If the ACC does nothing, FSU and Miami will see their financial gap grow compared to UF and the rest of the SEC. The ACC paid its schools $32 million in 2019-20. Compare that to the $45 million the SEC paid its schools, plus the massive raise it’s about to receive from a new ESPN deal, plus whatever boost comes from Texas and Oklahoma.
Like UF, the Seminoles and Hurricanes will have to compete more with Texas and Oklahoma for this state’s prized recruits. Unlike UF, neither Miami nor FSU would be able to take advantage of a bigger conference presence in Texas.

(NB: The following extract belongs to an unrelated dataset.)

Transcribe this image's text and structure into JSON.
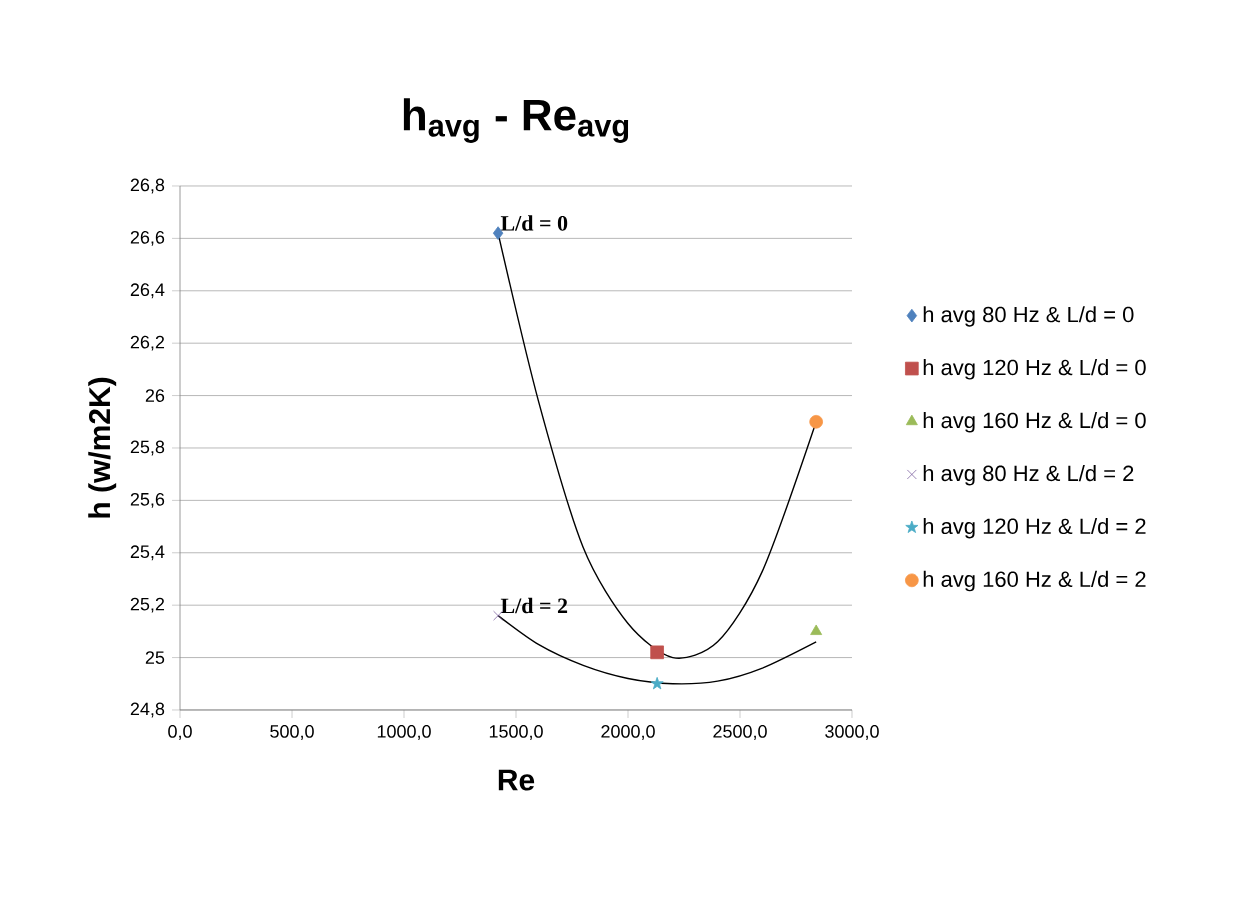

What happens to the Bulls and Knights depends largely on what happens to the rest of the Big 12.
If the Big 12 looks to expand, USF and UCF would be among the top Group of Five targets (along with Boise State, San Diego State, Cincinnati, Colorado State and BYU). If the Big 12 disbands — maybe Oklahoma State and Texas Tech leave for the Pac-12 — perhaps the Big 12 leftovers merge with the AAC.
It’s hard to see USF or UCF adding enough value for the Big Ten, and the Pac-12 becoming a coast-to-coast league doesn’t make much sense. The ACC already has two Florida teams, and any expansion talks there will center on Notre Dame.
Another complicating factor to consider: USF’s leadership is in flux as president Steve Currall prepares to step down Aug. 2. How much will that affect realignment, which is driven largely by school presidents and chancellors?